Statewide, Tennesseans will be eyeing the race to succeed Lamar Alexander, who is retiring from the U.S. Senate. Most attention so far has been focused on the Republican contest between former state economic development commissioner and ambassador to Japan Bill Hagerty, who has what would appear to be an outright endorsement from Trump (who announced Hagerty’s Senate bid) and Manny Sethi, a Nashville physician and author of books on medicine. 

Lest one be skeptical of Sethi’s chances, it should be recalled that former Senator Bill Frist, also of Nashville, managed a similar leap from medicine into politics back in 1994. Ultimately, transplant surgeon Frist would decide he’d had enough of Washington, but he had managed to become Senate Majority Leader before that final change of heart.

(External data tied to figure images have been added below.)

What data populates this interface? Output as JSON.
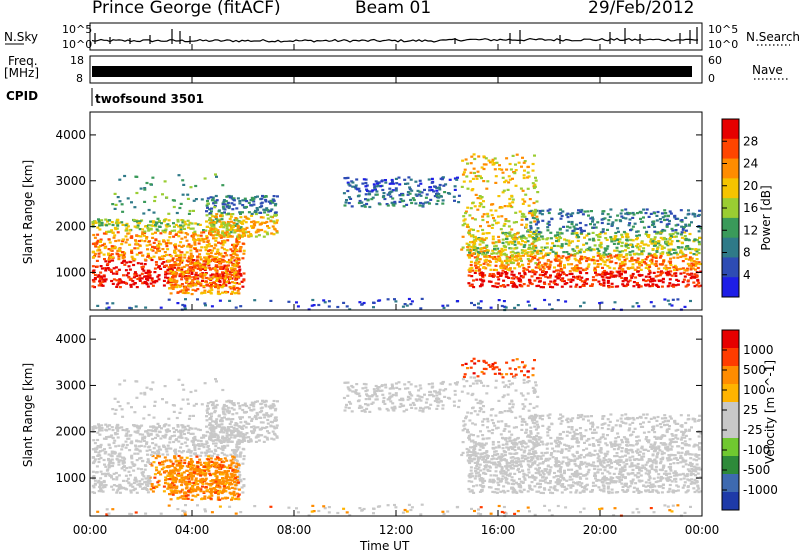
{
  "header": {
    "station": "Prince George (fitACF)",
    "beam": "Beam 01",
    "date": "29/Feb/2012"
  },
  "side_labels": {
    "nsky": "N.Sky",
    "freq_line1": "Freq.",
    "freq_line2": "[MHz]",
    "cpid": "CPID",
    "nsearch": "N.Search",
    "nave": "Nave"
  },
  "noise_axis": {
    "left_top": "10^5",
    "left_bottom": "10^0",
    "right_top": "10^5",
    "right_bottom": "10^0"
  },
  "freq_axis": {
    "left_top": "18",
    "left_bottom": "8",
    "right_top": "60",
    "right_bottom": "0"
  },
  "cpid_text": "twofsound 3501",
  "colors": {
    "power_scale": [
      "#1e1ee6",
      "#2e4cb4",
      "#2f7a88",
      "#3a9a5a",
      "#9acd32",
      "#f5c400",
      "#ff8c00",
      "#ff4500",
      "#e60000"
    ],
    "velocity_scale": [
      "#e60000",
      "#ff3c00",
      "#ff8c00",
      "#ffb400",
      "#c8c8c8",
      "#c8c8c8",
      "#70c830",
      "#2e8a3a",
      "#3e6ab0",
      "#1e3aa8"
    ]
  },
  "chart_data": [
    {
      "type": "heatmap",
      "panel": "power",
      "ylabel": "Slant Range [km]",
      "ylim": [
        180,
        4500
      ],
      "yticks": [
        "1000",
        "2000",
        "3000",
        "4000"
      ],
      "colorbar_label": "Power [dB]",
      "colorbar_ticks": [
        "4",
        "8",
        "12",
        "16",
        "20",
        "24",
        "28"
      ],
      "clim": [
        0,
        30
      ]
    },
    {
      "type": "heatmap",
      "panel": "velocity",
      "ylabel": "Slant Range [km]",
      "ylim": [
        180,
        4500
      ],
      "yticks": [
        "1000",
        "2000",
        "3000",
        "4000"
      ],
      "colorbar_label": "Velocity [m s^-1]",
      "colorbar_ticks": [
        "1000",
        "500",
        "100",
        "25",
        "-25",
        "-100",
        "-500",
        "-1000"
      ]
    }
  ],
  "xaxis": {
    "label": "Time UT",
    "ticks": [
      "00:00",
      "04:00",
      "08:00",
      "12:00",
      "16:00",
      "20:00",
      "00:00"
    ]
  }
}
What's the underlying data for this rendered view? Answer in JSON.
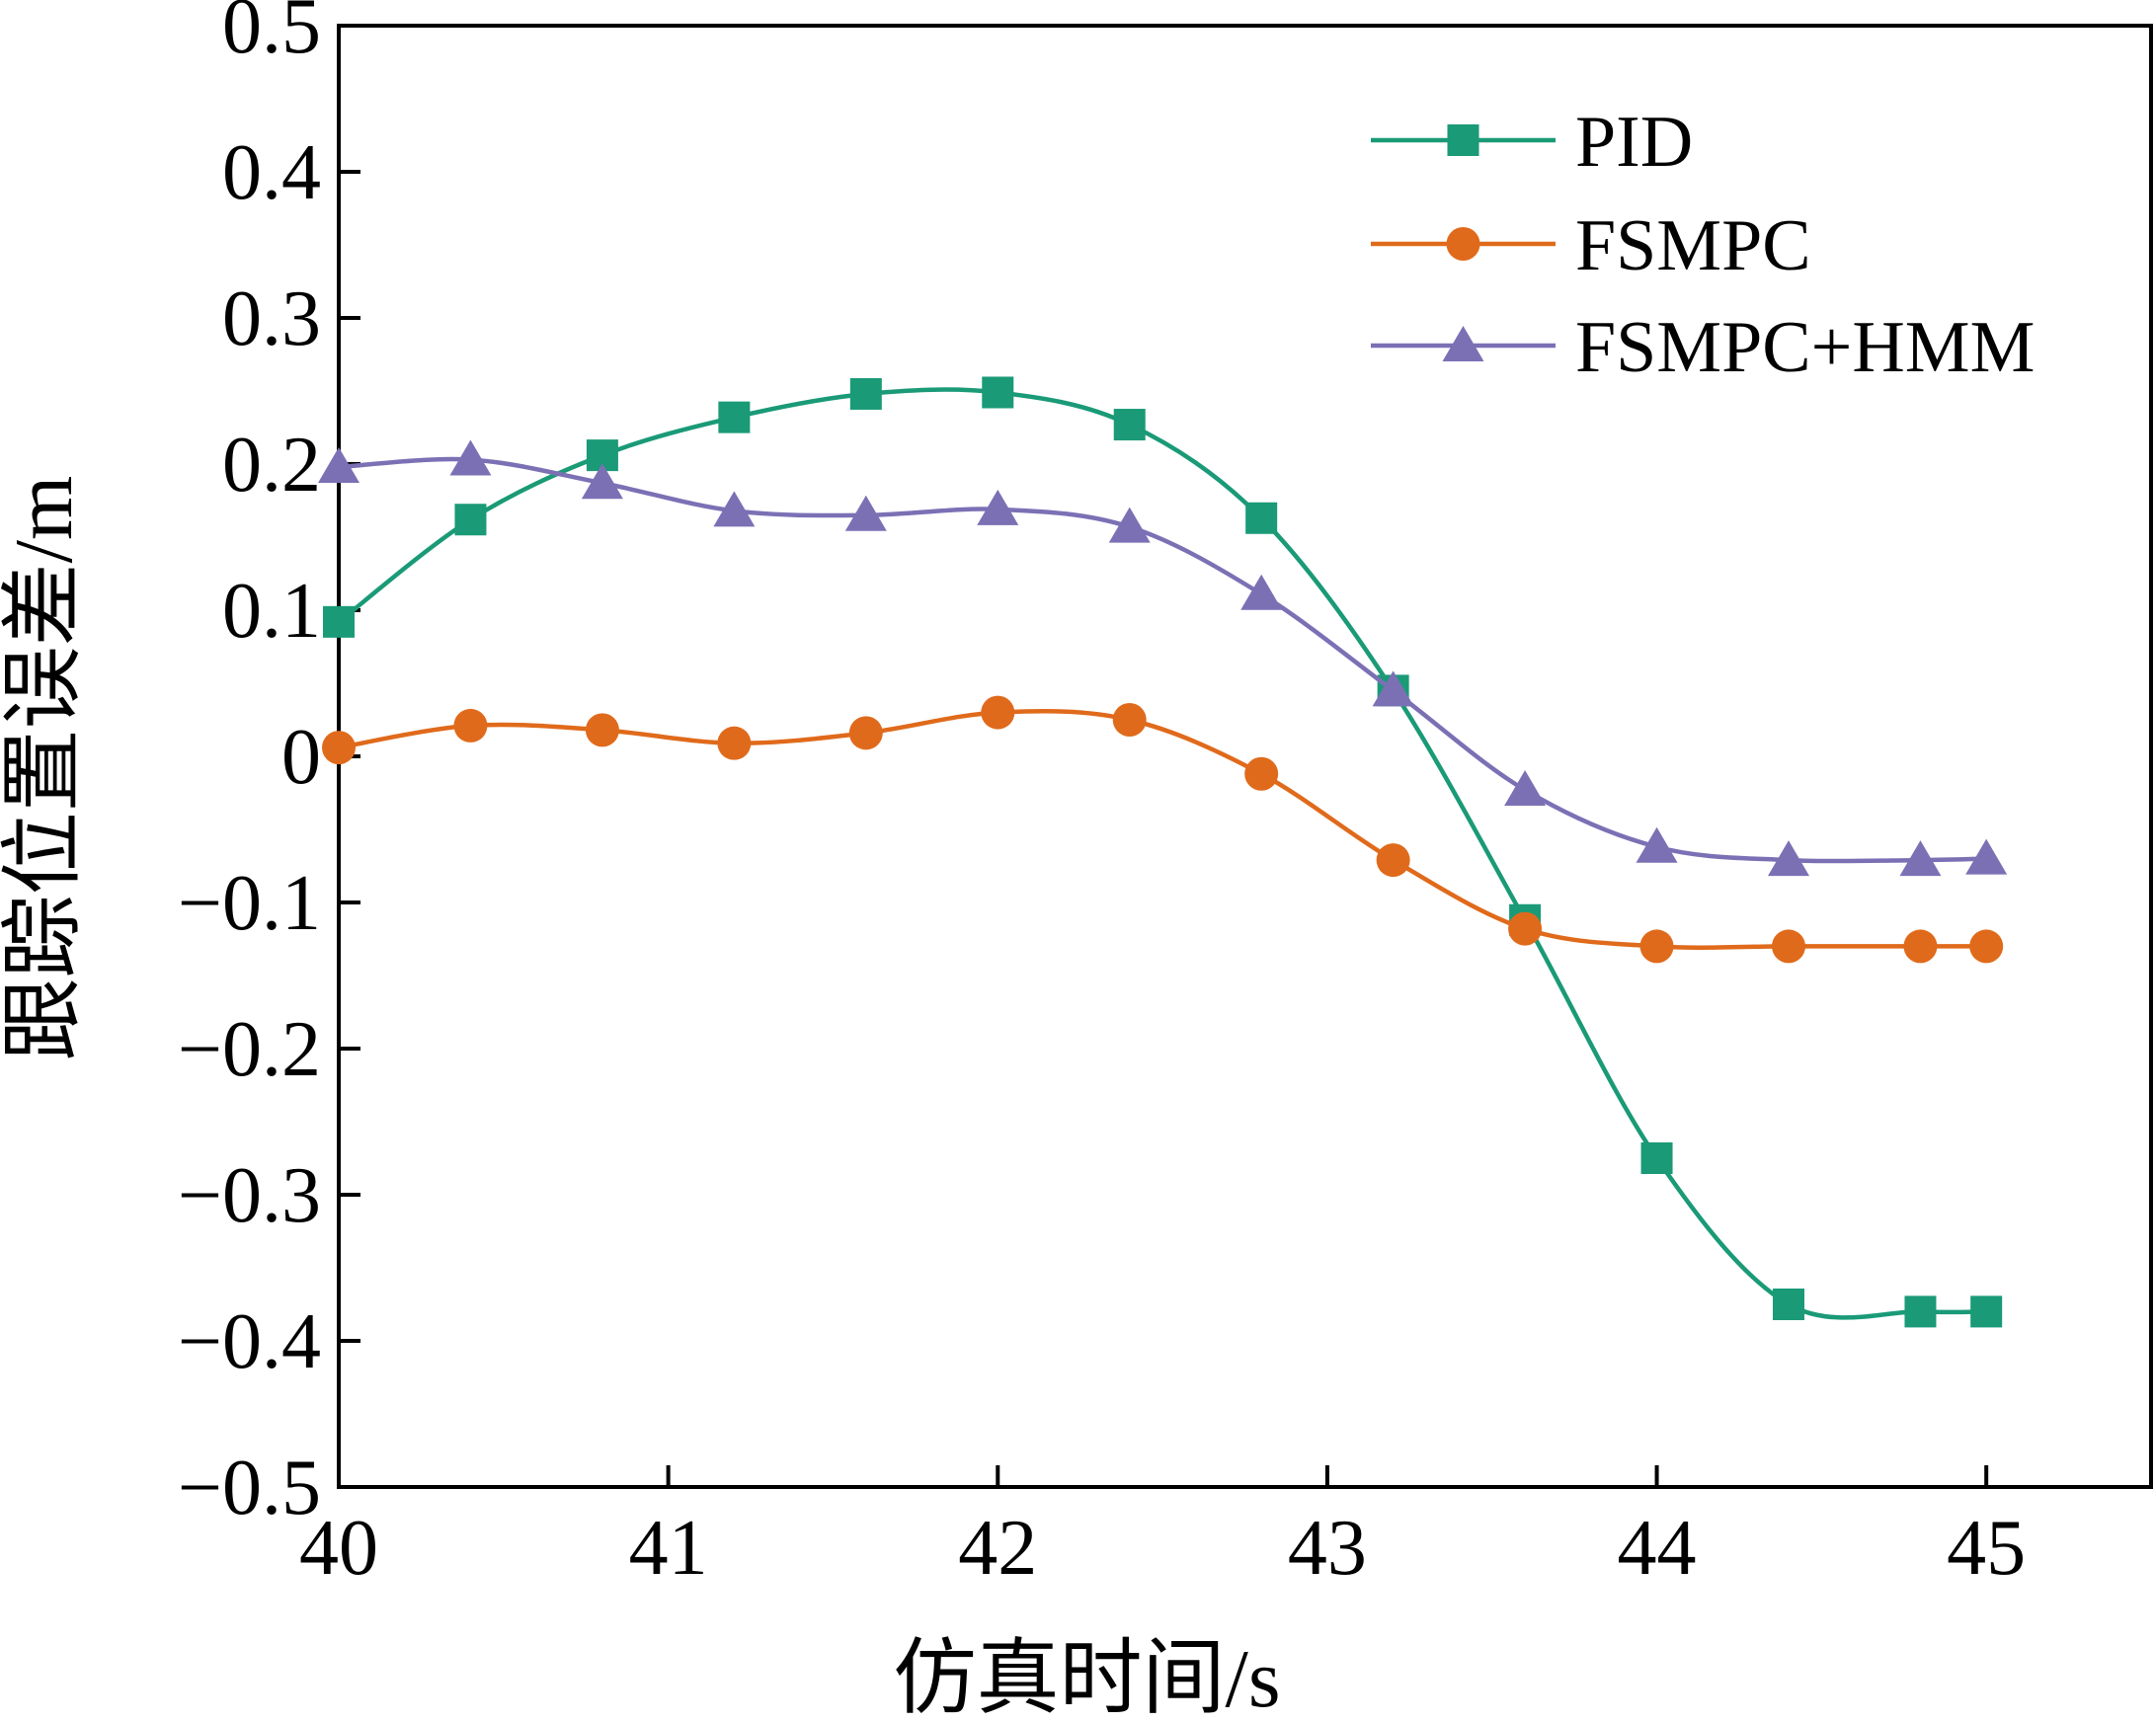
{
  "chart_data": {
    "type": "line",
    "title": "",
    "xlabel": "仿真时间/s",
    "ylabel": "跟踪位置误差/m",
    "xlim": [
      40,
      45.5
    ],
    "ylim": [
      -0.5,
      0.5
    ],
    "xticks": [
      40,
      41,
      42,
      43,
      44,
      45
    ],
    "xtick_labels": [
      "40",
      "41",
      "42",
      "43",
      "44",
      "45"
    ],
    "yticks": [
      -0.5,
      -0.4,
      -0.3,
      -0.2,
      -0.1,
      0,
      0.1,
      0.2,
      0.3,
      0.4,
      0.5
    ],
    "ytick_labels": [
      "−0.5",
      "−0.4",
      "−0.3",
      "−0.2",
      "−0.1",
      "0",
      "0.1",
      "0.2",
      "0.3",
      "0.4",
      "0.5"
    ],
    "grid": false,
    "legend_position": "top-right",
    "x": [
      40,
      40.4,
      40.8,
      41.2,
      41.6,
      42,
      42.4,
      42.8,
      43.2,
      43.6,
      44,
      44.4,
      44.8,
      45
    ],
    "series": [
      {
        "name": "PID",
        "color": "#1a9a77",
        "marker": "square",
        "values": [
          0.092,
          0.162,
          0.206,
          0.232,
          0.248,
          0.249,
          0.227,
          0.163,
          0.045,
          -0.112,
          -0.275,
          -0.375,
          -0.38,
          -0.38
        ]
      },
      {
        "name": "FSMPC",
        "color": "#e06a1b",
        "marker": "circle",
        "values": [
          0.006,
          0.021,
          0.018,
          0.009,
          0.016,
          0.03,
          0.025,
          -0.012,
          -0.071,
          -0.118,
          -0.13,
          -0.13,
          -0.13,
          -0.13
        ]
      },
      {
        "name": "FSMPC+HMM",
        "color": "#7c70b5",
        "marker": "triangle",
        "values": [
          0.198,
          0.203,
          0.187,
          0.168,
          0.165,
          0.169,
          0.157,
          0.111,
          0.045,
          -0.023,
          -0.062,
          -0.071,
          -0.071,
          -0.07
        ]
      }
    ]
  }
}
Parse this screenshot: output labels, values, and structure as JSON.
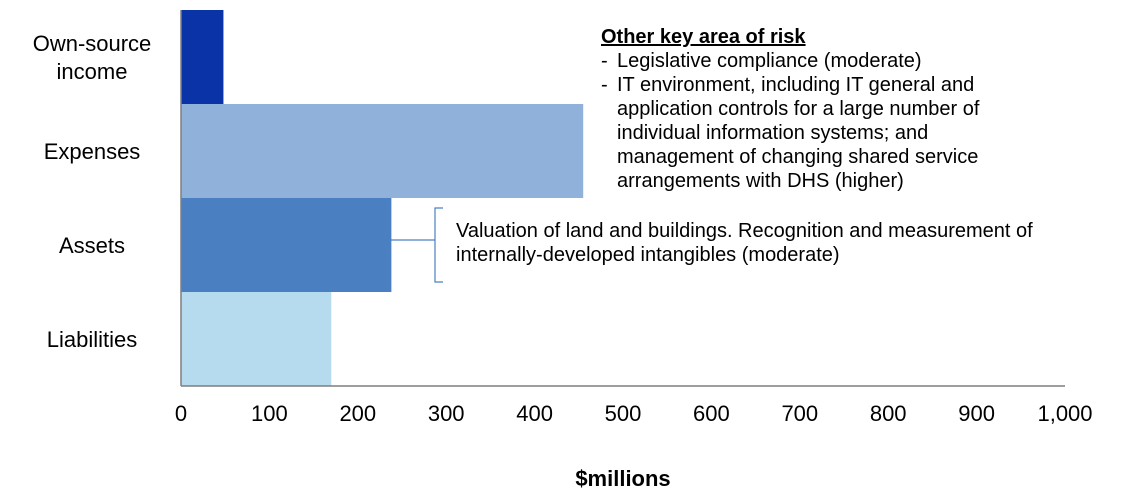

A Memphian, Marquita Bradshaw, is the latest declared Democratic candidate for the Senate seat. Bradshaw is a board member of the state Sierra Club and has worked for the American Federation of Government employees and the Mid-South Peace & Justice Center. She joins in the Democratic race James Mackler, the Nashville attorney and Iraq War vet who has been running ever since the close of the 2018 election season.

Mackler, it will be remembered, had declared for the Senate seat vacated last year by Republican Bob Corker but stepped aside to make room for former Governor Phil Bredesen, who lost decisively to the GOP’s Marsha Blackburn. (Incidentally, one signal that the president’s hold over his party could be weakening came last week from Blackburn, a Trump loyalist, who nevertheless made public her serious disagreement with the president’s decision to withdraw troops from northern Syria, leaving the Kurds, American allies, at the mercy of a Turkish invasion. Nashville, as it happens, is the location of the largest number of Kurdish émigrés anywhere in the nation.)

One legislative race in 2020 will be a reprise from 2018. Torrey Harris, a human resources administrator for the Trustee’s office,, will try again to knock off longtime state Representative John DeBerry in District 90. In his previous shot at DeBerry, Harris pulled 40 percent of the primary vote and hopes to improve on that showing this time around.

As before, Harris is pitching his appeal to mainstream Democrats irked at DeBerry’s well-established habit of voting with Republican House members on social legislation. The incumbent’s latest provocation to the regulars was his vote in the House for last session’s education voucher bill, which passed the House by the margin of a single vote.

The bill, a key part of Governor Bill Lee‘s legislative package, was rewritten several times in order to attract enough votes for passage — the last time so as to apply only to Shelby County and Davidson County (Nashville). Ultimately, the bill gained several votes from representatives who were promised that their localities would not be affected by it but was opposed by most legislators from the two counties where it applied.

Harris’ announcement statement said in part: “We need someone fighting for the hard-working people here — that means supporting the push for money for our already underfunded public schools instead of giving it away. … DeBerry could have been the vote that tied up this legislation.” Harris also promised to be “bold about human rights … LGBTQ equality, racial justice, and reproductive health justice.”